Stephen Harrod Buhner’s bio describes him as “an Earth poet and senior researcher for the Foundation for Gaian Studies.” Plant Intelligence and the Imaginal Realm runs over 550 pages and quotes Wallace Stevens and William Blake alongside Newton and Michael Crichton. It’s a dense, mercurial, psychedelic read.
At one point, in a chapter called “We Want Braaaaains,” I excitedly jotted in the margin, “MAYBE BACTERIA IS GOD!” (It made sense when I wrote it.) The twenty-seven-page-long bibliography reminds me of the old hippie cookbooks my grandmother gave me that include recommendations for groovy books and records at the top of each recipe.
Buhner’s most popular title—at least at the Toronto Public Library—seems to be Sacred Plant Medicine: The Wisdom in Native American Herbalism, which is more accessible and I knocked it off in a weekend. The book covers a lot of ground (cough cough) pretty quickly, mixing personal anecdotes with research on various Indigenous traditions.

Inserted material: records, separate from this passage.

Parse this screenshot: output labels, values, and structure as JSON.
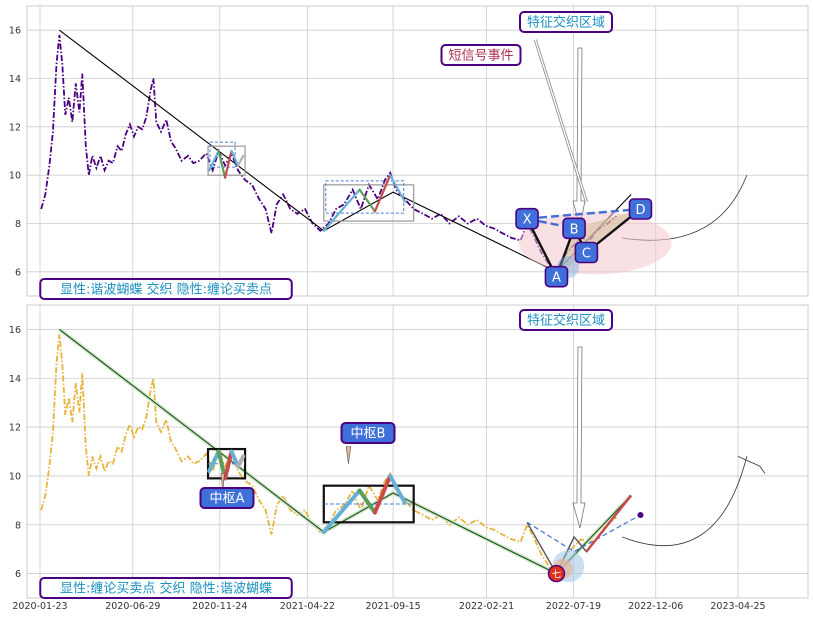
{
  "chart_data": [
    {
      "type": "line",
      "panel": "top",
      "title": "",
      "xlabel": "",
      "ylabel": "",
      "ylim": [
        5,
        17
      ],
      "yticks": [
        6,
        8,
        10,
        12,
        14,
        16
      ],
      "grid": true,
      "series": [
        {
          "style": "dashdot",
          "color": "#4b0082",
          "points": [
            [
              "2020-01-25",
              8.6
            ],
            [
              "2020-02-01",
              9.2
            ],
            [
              "2020-02-08",
              10.4
            ],
            [
              "2020-02-14",
              11.8
            ],
            [
              "2020-02-20",
              14.6
            ],
            [
              "2020-02-25",
              15.8
            ],
            [
              "2020-03-01",
              14.6
            ],
            [
              "2020-03-06",
              12.5
            ],
            [
              "2020-03-12",
              13.2
            ],
            [
              "2020-03-18",
              12.2
            ],
            [
              "2020-03-24",
              13.8
            ],
            [
              "2020-03-30",
              12.6
            ],
            [
              "2020-04-04",
              14.2
            ],
            [
              "2020-04-10",
              11.2
            ],
            [
              "2020-04-15",
              10.0
            ],
            [
              "2020-04-21",
              10.8
            ],
            [
              "2020-04-28",
              10.3
            ],
            [
              "2020-05-05",
              10.8
            ],
            [
              "2020-05-12",
              10.2
            ],
            [
              "2020-05-19",
              10.6
            ],
            [
              "2020-05-26",
              10.5
            ],
            [
              "2020-06-03",
              11.2
            ],
            [
              "2020-06-10",
              11.0
            ],
            [
              "2020-06-17",
              11.7
            ],
            [
              "2020-06-24",
              12.1
            ],
            [
              "2020-07-01",
              11.6
            ],
            [
              "2020-07-08",
              12.0
            ],
            [
              "2020-07-15",
              11.9
            ],
            [
              "2020-07-22",
              12.4
            ],
            [
              "2020-07-29",
              13.5
            ],
            [
              "2020-08-03",
              14.0
            ],
            [
              "2020-08-08",
              12.2
            ],
            [
              "2020-08-16",
              11.8
            ],
            [
              "2020-08-25",
              12.3
            ],
            [
              "2020-09-02",
              11.4
            ],
            [
              "2020-09-10",
              11.1
            ],
            [
              "2020-09-20",
              10.6
            ],
            [
              "2020-10-01",
              10.8
            ],
            [
              "2020-10-10",
              10.5
            ],
            [
              "2020-10-20",
              10.6
            ],
            [
              "2020-11-01",
              10.9
            ],
            [
              "2020-11-12",
              10.2
            ],
            [
              "2020-11-22",
              11.0
            ],
            [
              "2020-12-03",
              10.4
            ],
            [
              "2020-12-14",
              10.9
            ],
            [
              "2020-12-25",
              10.2
            ],
            [
              "2021-01-06",
              9.8
            ],
            [
              "2021-01-18",
              9.6
            ],
            [
              "2021-01-30",
              9.0
            ],
            [
              "2021-02-10",
              8.6
            ],
            [
              "2021-02-20",
              7.6
            ],
            [
              "2021-03-01",
              8.8
            ],
            [
              "2021-03-12",
              9.2
            ],
            [
              "2021-03-24",
              8.6
            ],
            [
              "2021-04-05",
              8.4
            ],
            [
              "2021-04-18",
              8.6
            ],
            [
              "2021-05-01",
              8.0
            ],
            [
              "2021-05-14",
              7.7
            ],
            [
              "2021-05-28",
              8.0
            ],
            [
              "2021-06-10",
              8.6
            ],
            [
              "2021-06-24",
              8.8
            ],
            [
              "2021-07-08",
              9.4
            ],
            [
              "2021-07-22",
              8.6
            ],
            [
              "2021-08-05",
              9.6
            ],
            [
              "2021-08-20",
              9.0
            ],
            [
              "2021-09-01",
              9.8
            ],
            [
              "2021-09-10",
              10.1
            ],
            [
              "2021-09-20",
              9.4
            ],
            [
              "2021-10-05",
              9.0
            ],
            [
              "2021-10-20",
              8.6
            ],
            [
              "2021-11-05",
              8.4
            ],
            [
              "2021-11-20",
              8.2
            ],
            [
              "2021-12-05",
              8.4
            ],
            [
              "2021-12-20",
              8.0
            ],
            [
              "2022-01-05",
              8.3
            ],
            [
              "2022-01-20",
              8.0
            ],
            [
              "2022-02-05",
              8.2
            ],
            [
              "2022-02-20",
              7.9
            ],
            [
              "2022-03-05",
              7.8
            ],
            [
              "2022-03-20",
              7.6
            ],
            [
              "2022-04-05",
              7.4
            ],
            [
              "2022-04-20",
              7.3
            ],
            [
              "2022-05-01",
              8.0
            ],
            [
              "2022-05-10",
              7.6
            ],
            [
              "2022-05-25",
              6.8
            ],
            [
              "2022-06-10",
              6.2
            ],
            [
              "2022-06-20",
              6.0
            ],
            [
              "2022-07-01",
              6.6
            ],
            [
              "2022-07-15",
              7.0
            ],
            [
              "2022-08-01",
              7.4
            ],
            [
              "2022-08-15",
              7.3
            ],
            [
              "2022-09-01",
              7.8
            ],
            [
              "2022-09-15",
              8.0
            ],
            [
              "2022-09-30",
              8.3
            ]
          ]
        },
        {
          "style": "solid",
          "color": "#000000",
          "points": [
            [
              "2020-02-25",
              16.0
            ],
            [
              "2021-05-20",
              7.7
            ],
            [
              "2021-09-15",
              9.3
            ],
            [
              "2022-06-20",
              6.0
            ],
            [
              "2022-10-25",
              9.2
            ]
          ]
        }
      ],
      "central_boxes": [
        {
          "x0": "2020-11-04",
          "x1": "2021-01-06",
          "y0": 10.0,
          "y1": 11.2,
          "zigzag": [
            [
              "2020-11-06",
              10.2
            ],
            [
              "2020-11-22",
              11.0
            ],
            [
              "2020-12-03",
              9.9
            ],
            [
              "2020-12-14",
              11.0
            ],
            [
              "2020-12-25",
              10.4
            ],
            [
              "2021-01-03",
              10.8
            ]
          ]
        },
        {
          "x0": "2021-05-20",
          "x1": "2021-10-20",
          "y0": 8.1,
          "y1": 9.6,
          "zigzag": [
            [
              "2021-05-20",
              7.7
            ],
            [
              "2021-07-20",
              9.4
            ],
            [
              "2021-08-15",
              8.5
            ],
            [
              "2021-09-10",
              10.0
            ],
            [
              "2021-10-05",
              8.9
            ]
          ]
        }
      ],
      "harmonic": {
        "points": [
          {
            "label": "X",
            "x": "2022-05-01",
            "y": 8.2
          },
          {
            "label": "A",
            "x": "2022-06-20",
            "y": 5.8
          },
          {
            "label": "B",
            "x": "2022-07-20",
            "y": 7.8
          },
          {
            "label": "C",
            "x": "2022-08-10",
            "y": 6.8
          },
          {
            "label": "D",
            "x": "2022-11-10",
            "y": 8.6
          }
        ],
        "ellipse": {
          "cx": "2022-08-25",
          "cy": 7.2,
          "rx_days": 130,
          "ry": 1.3
        }
      },
      "annotations": [
        {
          "text": "特征交织区域",
          "anchor": "top"
        },
        {
          "text": "短信号事件",
          "anchor": "top"
        }
      ],
      "footer_label": "显性:谐波蝴蝶 交织 隐性:缠论买卖点"
    },
    {
      "type": "line",
      "panel": "bottom",
      "title": "",
      "xlabel": "",
      "ylabel": "",
      "ylim": [
        5,
        17
      ],
      "yticks": [
        6,
        8,
        10,
        12,
        14,
        16
      ],
      "grid": true,
      "xticks": [
        "2020-01-23",
        "2020-06-29",
        "2020-11-24",
        "2021-04-22",
        "2021-09-15",
        "2022-02-21",
        "2022-07-19",
        "2022-12-06",
        "2023-04-25"
      ],
      "series": [
        {
          "style": "dashdot",
          "color": "#e8b33a",
          "points": "same as top panel price"
        },
        {
          "style": "solid",
          "color": "#1a4d1a",
          "points": [
            [
              "2020-02-25",
              16.0
            ],
            [
              "2021-05-20",
              7.7
            ],
            [
              "2021-09-15",
              9.3
            ],
            [
              "2022-06-20",
              6.0
            ],
            [
              "2022-10-25",
              9.2
            ]
          ]
        }
      ],
      "central_boxes": [
        {
          "label": "中枢A",
          "x0": "2020-11-04",
          "x1": "2021-01-06",
          "y0": 9.9,
          "y1": 11.1
        },
        {
          "label": "中枢B",
          "x0": "2021-05-20",
          "x1": "2021-10-20",
          "y0": 8.1,
          "y1": 9.6
        }
      ],
      "buy_point": {
        "label": "七",
        "x": "2022-06-20",
        "y": 6.0
      },
      "annotations": [
        {
          "text": "特征交织区域",
          "anchor": "top"
        },
        {
          "text": "中枢A"
        },
        {
          "text": "中枢B"
        }
      ],
      "footer_label": "显性:缠论买卖点 交织 隐性:谐波蝴蝶"
    }
  ],
  "colors": {
    "grid": "#cccccc",
    "panel_bg": "#ffffff",
    "label_box_border": "#4b0082",
    "label_text_teal": "#1a8fc0",
    "label_text_red": "#b03050",
    "node_fill": "#3f6fd8",
    "ellipse_fill": "#f4c7cc"
  }
}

The first half or so of the book is dedicated to making the argument for approaching plants as intelligent life forms that are capable of communicating with humans beings—Buhner is convinced of the interdependence of all life forms, and he sees meaning even in sickness, which he describes in sacred terms. (“Illness performs a crucial and important function,” he writes, “it allows destructuring of a contemporary state, readying the organism for change.”) The second half of the book contains more practical information on how to responsibly forage for medicinal plants and simple instructions on how to prepare salves and tinctures. He also outlines a number of his favourite plants.